# Scratch bumper/broken tail light



## sentra09 (Oct 26, 2009)

Hi,
I recently hit my Sentra into a pole in a parking lot; broke the bottom of the tail light and scratched the bumper deeply. I'm not sure what would be the best approach to fix it.

I don't necessarily want a "brand new" look, but just wanted to know if it's ok to drive with it that way? Would it rust from rain/snow if I don't fix the scratches?

Can I apply some scratch-treatment from a store, or would it better to get professionally fixed?

Please advise!


----------



## Faja (Aug 31, 2009)

Just replace the taillight with a new or used one - they're pretty cheap on Ebay or even try junkyard so you don't get any water leaks. The bumper cover itself is not made of metal so I don't think rust is a problem, if it's only scratched but still hanging properly then you can leave as is or patch as best you can.


----------



## wesley40336 (Oct 25, 2009)

Of course the best approach is a profeesional fix. 

If you need a replacement tail light, check ebay. You can get them pretty cheap there. Or RockAuto.com.

As far as the scratch is, it really just depends on how bad and big it is. If it's just a single gash, you might try a little touch up paint. If it's a big scuff, it will need to be painted. 
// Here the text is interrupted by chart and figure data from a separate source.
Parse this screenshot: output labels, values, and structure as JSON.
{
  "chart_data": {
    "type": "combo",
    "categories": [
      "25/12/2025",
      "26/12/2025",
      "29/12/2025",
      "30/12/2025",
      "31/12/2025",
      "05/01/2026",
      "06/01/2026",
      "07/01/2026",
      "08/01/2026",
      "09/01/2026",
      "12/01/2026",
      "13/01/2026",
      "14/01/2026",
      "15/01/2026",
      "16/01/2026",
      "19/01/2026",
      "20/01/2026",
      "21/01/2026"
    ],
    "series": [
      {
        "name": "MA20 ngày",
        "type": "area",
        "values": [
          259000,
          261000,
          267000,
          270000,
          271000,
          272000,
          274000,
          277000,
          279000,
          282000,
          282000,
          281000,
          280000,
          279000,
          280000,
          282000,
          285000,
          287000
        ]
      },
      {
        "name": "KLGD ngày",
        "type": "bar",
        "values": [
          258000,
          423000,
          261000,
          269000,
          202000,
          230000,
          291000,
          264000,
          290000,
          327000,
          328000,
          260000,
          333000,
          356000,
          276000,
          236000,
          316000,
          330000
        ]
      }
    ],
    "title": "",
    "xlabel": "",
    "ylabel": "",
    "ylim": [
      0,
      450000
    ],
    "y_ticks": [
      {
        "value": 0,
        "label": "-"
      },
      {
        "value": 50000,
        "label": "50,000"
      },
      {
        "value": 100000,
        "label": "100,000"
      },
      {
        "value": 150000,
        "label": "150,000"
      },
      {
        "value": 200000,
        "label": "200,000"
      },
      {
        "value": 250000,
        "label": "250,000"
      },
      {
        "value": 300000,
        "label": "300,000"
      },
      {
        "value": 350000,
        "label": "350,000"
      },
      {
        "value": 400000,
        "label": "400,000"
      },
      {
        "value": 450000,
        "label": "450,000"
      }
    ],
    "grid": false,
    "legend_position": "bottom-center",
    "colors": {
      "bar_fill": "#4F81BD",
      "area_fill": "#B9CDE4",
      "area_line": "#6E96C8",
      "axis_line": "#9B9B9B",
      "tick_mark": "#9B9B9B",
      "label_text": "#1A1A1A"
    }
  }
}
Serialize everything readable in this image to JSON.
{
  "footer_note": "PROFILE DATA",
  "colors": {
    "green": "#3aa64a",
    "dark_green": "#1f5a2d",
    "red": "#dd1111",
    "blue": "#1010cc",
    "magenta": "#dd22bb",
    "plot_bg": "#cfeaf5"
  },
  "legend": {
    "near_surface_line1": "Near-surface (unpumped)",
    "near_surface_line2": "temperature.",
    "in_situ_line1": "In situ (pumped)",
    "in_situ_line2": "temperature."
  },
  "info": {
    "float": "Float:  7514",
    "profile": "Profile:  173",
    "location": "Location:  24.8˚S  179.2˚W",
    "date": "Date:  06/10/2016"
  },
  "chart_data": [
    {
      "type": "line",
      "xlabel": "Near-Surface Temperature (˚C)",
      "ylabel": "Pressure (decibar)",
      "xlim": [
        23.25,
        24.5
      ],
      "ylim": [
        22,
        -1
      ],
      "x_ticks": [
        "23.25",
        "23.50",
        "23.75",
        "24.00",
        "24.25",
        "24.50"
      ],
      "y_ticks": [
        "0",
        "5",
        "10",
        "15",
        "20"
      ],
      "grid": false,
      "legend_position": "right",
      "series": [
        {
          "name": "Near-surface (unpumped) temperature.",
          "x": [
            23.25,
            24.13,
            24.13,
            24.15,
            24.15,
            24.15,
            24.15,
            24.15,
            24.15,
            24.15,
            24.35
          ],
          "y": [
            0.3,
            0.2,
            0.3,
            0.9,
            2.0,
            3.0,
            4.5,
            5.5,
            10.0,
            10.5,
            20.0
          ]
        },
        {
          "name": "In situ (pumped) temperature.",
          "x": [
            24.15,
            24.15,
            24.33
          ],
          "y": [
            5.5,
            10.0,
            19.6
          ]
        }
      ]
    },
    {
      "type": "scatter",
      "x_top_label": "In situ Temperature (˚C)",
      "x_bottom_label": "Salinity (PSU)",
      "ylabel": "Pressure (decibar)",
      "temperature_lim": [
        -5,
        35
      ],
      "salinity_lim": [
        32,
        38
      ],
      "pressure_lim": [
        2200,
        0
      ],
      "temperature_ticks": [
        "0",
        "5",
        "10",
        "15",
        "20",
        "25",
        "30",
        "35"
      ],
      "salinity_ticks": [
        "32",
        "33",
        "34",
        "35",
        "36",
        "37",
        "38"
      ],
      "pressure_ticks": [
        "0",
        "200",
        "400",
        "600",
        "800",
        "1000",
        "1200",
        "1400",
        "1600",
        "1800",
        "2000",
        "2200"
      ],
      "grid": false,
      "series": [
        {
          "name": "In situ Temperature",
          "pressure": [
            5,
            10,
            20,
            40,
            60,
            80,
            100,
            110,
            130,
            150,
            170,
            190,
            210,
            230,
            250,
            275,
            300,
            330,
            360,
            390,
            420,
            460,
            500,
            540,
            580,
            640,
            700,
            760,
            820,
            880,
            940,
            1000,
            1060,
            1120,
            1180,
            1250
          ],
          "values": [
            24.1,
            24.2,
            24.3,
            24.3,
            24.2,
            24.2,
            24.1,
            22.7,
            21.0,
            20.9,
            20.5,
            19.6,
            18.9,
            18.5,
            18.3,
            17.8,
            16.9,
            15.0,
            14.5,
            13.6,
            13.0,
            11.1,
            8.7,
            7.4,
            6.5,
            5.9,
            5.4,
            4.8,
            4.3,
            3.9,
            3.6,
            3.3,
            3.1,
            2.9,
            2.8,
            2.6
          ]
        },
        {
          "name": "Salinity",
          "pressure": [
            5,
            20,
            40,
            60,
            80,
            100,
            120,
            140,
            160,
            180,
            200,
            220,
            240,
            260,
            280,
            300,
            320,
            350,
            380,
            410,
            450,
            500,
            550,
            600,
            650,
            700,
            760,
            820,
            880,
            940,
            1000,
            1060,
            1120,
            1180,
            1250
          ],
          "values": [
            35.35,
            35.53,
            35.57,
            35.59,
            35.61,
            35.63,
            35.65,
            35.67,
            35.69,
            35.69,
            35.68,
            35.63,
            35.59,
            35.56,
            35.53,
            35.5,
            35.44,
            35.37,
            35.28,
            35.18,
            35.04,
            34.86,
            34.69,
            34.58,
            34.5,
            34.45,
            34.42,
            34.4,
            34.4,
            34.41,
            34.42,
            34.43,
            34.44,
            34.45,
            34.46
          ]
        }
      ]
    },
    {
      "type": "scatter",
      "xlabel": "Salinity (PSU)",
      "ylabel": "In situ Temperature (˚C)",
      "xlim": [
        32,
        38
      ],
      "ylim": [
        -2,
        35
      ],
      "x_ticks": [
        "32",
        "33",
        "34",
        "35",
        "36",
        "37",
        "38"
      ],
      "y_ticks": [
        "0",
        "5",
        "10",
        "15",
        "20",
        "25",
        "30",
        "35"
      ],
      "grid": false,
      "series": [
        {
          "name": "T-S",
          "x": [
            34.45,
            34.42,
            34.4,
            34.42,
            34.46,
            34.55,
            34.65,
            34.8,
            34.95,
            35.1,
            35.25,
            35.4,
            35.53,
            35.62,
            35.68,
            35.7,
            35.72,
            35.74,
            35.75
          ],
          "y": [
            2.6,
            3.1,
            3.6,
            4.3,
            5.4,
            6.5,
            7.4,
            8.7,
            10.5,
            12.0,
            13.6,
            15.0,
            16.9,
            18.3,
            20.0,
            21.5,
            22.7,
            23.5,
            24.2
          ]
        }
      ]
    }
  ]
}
You can try some scuff fixer, but I've never seen any that actually works.


----------



## TURBOSENTRA08 (Nov 14, 2009)

sentra09 said:


> Hi,
> I recently hit my Sentra into a pole in a parking lot; broke the bottom of the tail light and scratched the bumper deeply. I'm not sure what would be the best approach to fix it.
> 
> I don't necessarily want a "brand new" look, but just wanted to know if it's ok to drive with it that way? Would it rust from rain/snow if I don't fix the scratches?
> ...


hey whats up i was wondering if u were still lookn for a tail light cause i have a pair in 5* condition if ur interested i'll sell u the pair for the price of one


----------



## oshytisjp (Apr 21, 2009)

dude belive it or not theres some sentras in the junkyard i guess grls thats cant drive worth of shyt haha but that would be my best bet matter if fack i went couple weeks back i was surprised to see 3 places i went to with b16 sentras


----------